2) Ein frommer Knabe, Carl Brügmann, begehrte früh morgens keinen Fuß aus dem Hause zu setzen, ehe er gebetet. Er gieng auch niemals ohn Gebet zu Bette. Und wenn er ja ein und andermal solches vergessen hatte, kam er geschwind wieder aus seinem Bette, kniete nieder, und bat GOtt um Vergebung dieser Sünde. Wenn seine Brüder essen wolten, ehe sie gebetet hatten, so pflegte er zu sagen: Dürft ihr also handeln? Das GOtt in Gnaden verhüte! Dieser Mund voll Brods könnte, durch GOttes Zulassung zur gerechten Strafen, uns ersticken. […]
Je fleißiger ein Kind betet, desto mehr wird es in allem Guten zunehmen.

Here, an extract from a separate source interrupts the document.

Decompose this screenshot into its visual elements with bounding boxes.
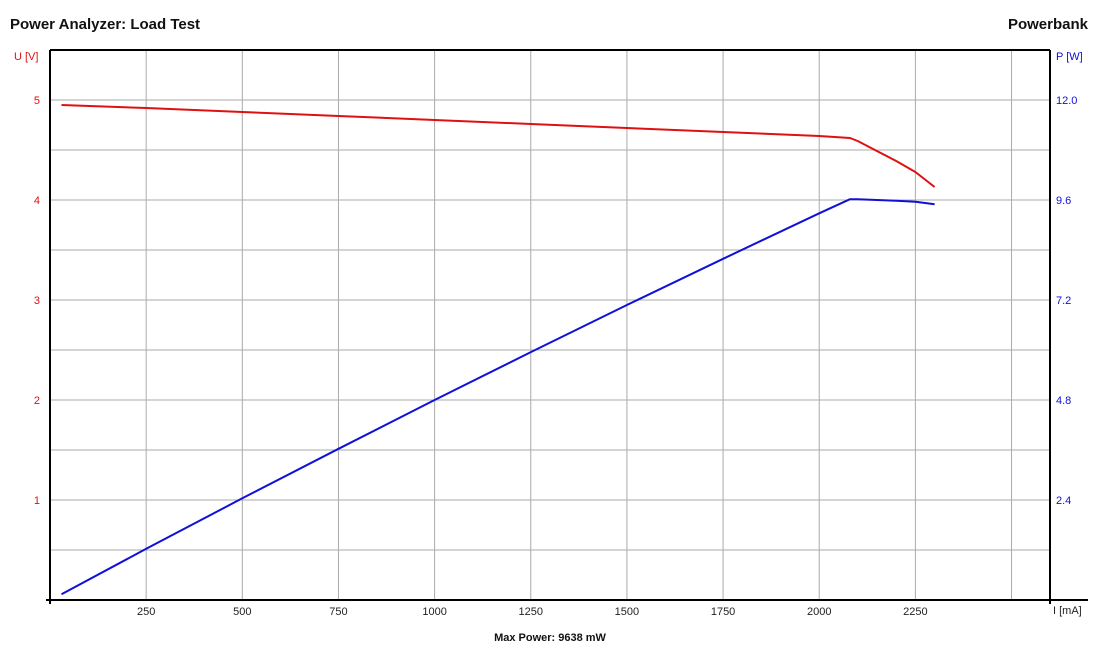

Der Befehl des Herrn JEsu: Gehe in dein Kämmerlein, und schleuß die Thür nach dir zu, und bete zu deinem Vater im Verborgenen, gehet dich, liebes Kind, auch an. O wie angenehm wirst du deinem Heylande seyn, wenn du oft ein stilles Oertgen suchest, und dein Hertz vor ihm ausschüttest.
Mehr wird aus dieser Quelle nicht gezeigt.